Friday, September 28, 2018

High-Tech Lynchings Then and Now

Uncredited photo from a post by BJ's Mistermix, April 2014 (he said it was Andrew Sullivan and Conor Friedersdorf, but I think that must be some of that satire).


Steven Roberts/New York Times, 8 November 1987:

Under enormous pressure from Administration officials and his own conservative supporters on Capitol Hill, Judge Douglas H. Ginsburg today asked President Reagan to withdraw his nomination to the Supreme Court.
The judge announced his decision only nine days after he was chosen to fill the seat vacated by the retirement of Justice Lewis F. Powell Jr.
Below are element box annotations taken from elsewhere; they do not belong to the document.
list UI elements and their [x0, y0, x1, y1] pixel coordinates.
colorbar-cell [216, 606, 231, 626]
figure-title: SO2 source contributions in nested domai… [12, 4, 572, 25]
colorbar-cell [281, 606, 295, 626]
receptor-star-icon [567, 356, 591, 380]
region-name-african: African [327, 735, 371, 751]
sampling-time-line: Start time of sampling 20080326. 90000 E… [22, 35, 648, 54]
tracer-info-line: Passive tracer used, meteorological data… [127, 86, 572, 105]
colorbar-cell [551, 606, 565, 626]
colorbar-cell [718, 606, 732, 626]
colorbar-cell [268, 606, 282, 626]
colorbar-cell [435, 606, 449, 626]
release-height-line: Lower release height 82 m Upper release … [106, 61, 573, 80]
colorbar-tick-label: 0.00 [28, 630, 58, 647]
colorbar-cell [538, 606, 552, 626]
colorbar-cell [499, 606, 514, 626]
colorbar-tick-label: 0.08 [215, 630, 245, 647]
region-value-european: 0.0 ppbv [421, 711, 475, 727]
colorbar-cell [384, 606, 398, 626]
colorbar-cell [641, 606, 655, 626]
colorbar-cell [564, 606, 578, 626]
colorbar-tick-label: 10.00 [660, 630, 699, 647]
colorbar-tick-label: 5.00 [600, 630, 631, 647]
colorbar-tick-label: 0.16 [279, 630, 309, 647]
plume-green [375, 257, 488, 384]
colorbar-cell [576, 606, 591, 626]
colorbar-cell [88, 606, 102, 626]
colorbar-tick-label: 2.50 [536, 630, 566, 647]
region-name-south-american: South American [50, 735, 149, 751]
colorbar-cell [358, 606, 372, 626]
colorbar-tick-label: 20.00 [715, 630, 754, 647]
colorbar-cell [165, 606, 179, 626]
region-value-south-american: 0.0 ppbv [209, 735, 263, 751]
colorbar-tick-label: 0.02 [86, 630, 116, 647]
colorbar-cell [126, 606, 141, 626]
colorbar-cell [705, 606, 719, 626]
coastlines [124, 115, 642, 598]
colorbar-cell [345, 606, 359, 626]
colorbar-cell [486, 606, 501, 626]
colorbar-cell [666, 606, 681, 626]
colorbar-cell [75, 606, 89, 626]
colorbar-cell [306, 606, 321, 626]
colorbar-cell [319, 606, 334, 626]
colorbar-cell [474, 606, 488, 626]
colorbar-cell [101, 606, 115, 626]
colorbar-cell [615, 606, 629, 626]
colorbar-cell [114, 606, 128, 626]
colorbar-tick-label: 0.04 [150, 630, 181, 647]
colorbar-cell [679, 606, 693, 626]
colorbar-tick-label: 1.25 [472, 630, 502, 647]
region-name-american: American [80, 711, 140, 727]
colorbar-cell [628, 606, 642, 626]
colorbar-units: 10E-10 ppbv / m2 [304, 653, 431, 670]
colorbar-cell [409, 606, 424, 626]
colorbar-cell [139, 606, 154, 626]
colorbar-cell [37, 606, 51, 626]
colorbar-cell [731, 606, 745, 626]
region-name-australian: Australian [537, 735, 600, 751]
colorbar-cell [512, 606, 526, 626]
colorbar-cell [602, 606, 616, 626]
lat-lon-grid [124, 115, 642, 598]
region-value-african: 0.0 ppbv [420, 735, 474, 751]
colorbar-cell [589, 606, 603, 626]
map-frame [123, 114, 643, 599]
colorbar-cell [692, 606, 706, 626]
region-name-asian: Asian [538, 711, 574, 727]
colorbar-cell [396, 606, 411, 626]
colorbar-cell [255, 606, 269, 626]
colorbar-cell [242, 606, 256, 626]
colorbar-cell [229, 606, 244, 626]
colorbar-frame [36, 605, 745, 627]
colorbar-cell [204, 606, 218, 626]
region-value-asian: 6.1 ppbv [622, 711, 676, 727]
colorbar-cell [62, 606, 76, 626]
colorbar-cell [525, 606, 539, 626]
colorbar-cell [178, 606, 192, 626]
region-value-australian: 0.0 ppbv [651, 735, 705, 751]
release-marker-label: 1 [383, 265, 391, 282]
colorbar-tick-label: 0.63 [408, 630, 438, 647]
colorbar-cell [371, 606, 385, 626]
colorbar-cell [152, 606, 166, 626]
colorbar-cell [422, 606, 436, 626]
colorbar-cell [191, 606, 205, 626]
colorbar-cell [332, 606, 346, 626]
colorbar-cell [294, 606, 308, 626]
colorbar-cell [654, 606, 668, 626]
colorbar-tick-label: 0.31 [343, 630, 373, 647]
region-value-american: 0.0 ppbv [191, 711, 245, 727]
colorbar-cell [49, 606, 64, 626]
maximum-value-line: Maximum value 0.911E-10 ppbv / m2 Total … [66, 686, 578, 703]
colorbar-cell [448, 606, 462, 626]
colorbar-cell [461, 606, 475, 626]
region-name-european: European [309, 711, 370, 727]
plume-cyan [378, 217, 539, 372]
He acted after disclosures about his personal and ethical conduct stirred a storm of criticism.
The disclosures, which culminated Thursday with Judge Ginsburg's admission that he had smoked marijuana several times, embarrassed Mr. Reagan, who had called his confirmation ''vitally important to the fight against crime.'' 
It was the media that sunk Ginsburg—I didn't remember that. He was outed by Nina Totenberg of NPR (who had weekly lunches, still does for all I know, with that Times reporter's spouse, Cokie Roberts, and Linda Wertheimer). There was a bipartisan outcry from the nation's young  potheads, from Claiborne Pell (D-RI) to Newton LeRoy Gingrich (R-GA), including potential presidential candidates Bruce Babbitt and Al Gore, but fearful conservatives begged him to withdraw (he was also accused of "handling a cable television case when he was an investor in a cable company" as a DOJ official, which looks practically innocent by today's Republican standards), and he did, and the nominator named Anthony Kennedy to be vitally important to the fight against crime instead.

Hey, it was a simpler time.


That was of course a month after the nomination of Robert Bork collapsed over real issues—Bork's opposition to the 1964 Civil Rights Act, which he referred to as as based on "a principle of unsurpassed ugliness" and to the 1965 Griswold decision guaranteeing the right of married couples to use birth control, which he said was "utterly specious" and "a time bomb"; and his insistence that the First Amendment protected only political speech and didn't apply to "any other form of expression, be it scientific, literary or that variety of expression we call obscene or pornographic". Conservatives who are still steaming over this 31-year-old injustice, like Orrin Hatch in yesterday's hearing

I hate to say this, but this is worse than Robert Bork, and I didn’t think it could get any worse than that. This is worse than Clarence Thomas. I didn’t think it could get any worse than that. This is a national disgrace, the way you’re being treated.
would do well to remember how off the wall he was. Bork objected to the idea that women should be regarded as having equal protection under the 14th Amendment, and believed (re Bowers, 1986, overruled at last in Lawrence 2003) that the Texas legislature had a "right" to ban homosexual conduct on the grounds that "I am dubious about making homosexual conduct criminal, but I favor even less imposing rules upon the American people that have no basis other than the judge’s morality."

Where by "the American people" he means the members of state legislatures who want to impose rules upon the communities they "represent" that have no basis other than etc. Or does Hatch still think all that would have been good for the Court?

Bork honestly said what he believed, and the Senate couldn't confirm him because his views were so far off the mainstream. Clarence Thomas, who began the tendency of refusing to say what he believed
Under questioning during confirmation hearings, Thomas repeatedly asserted that he had not formulated a position on Roe v. Wade, or had any conversations with anyone regarding the issue.[25]
—is a more appropriate comparison to Brett Kavanaugh than Bork or Ginsburg, neither of whom ever claimed to have been murdered by the confirmation process, which Thomas memorably did when he called it a "high-tech lynching", although rather than being killed and hung on a tree by a crowd of jeering rednecks he was in fact elevated to the nation's highest court, where he still sits. Yesterday Kavanaugh said,
In those 10 long days, as was predictable, and as I predicted, my family and my name have been totally and permanently destroyed by vicious and false additional accusations. The 10-day delay has been harmful to me and my family, to the Supreme Court and to the country.
As I listened, I really thought this was a bitter, self-pitying withdrawal: "You won't have Brett Kavanaugh to kick around any more." But then it turned out he wasn't totally and permanently destroyed at all. It was just another one of the many things he was lying about.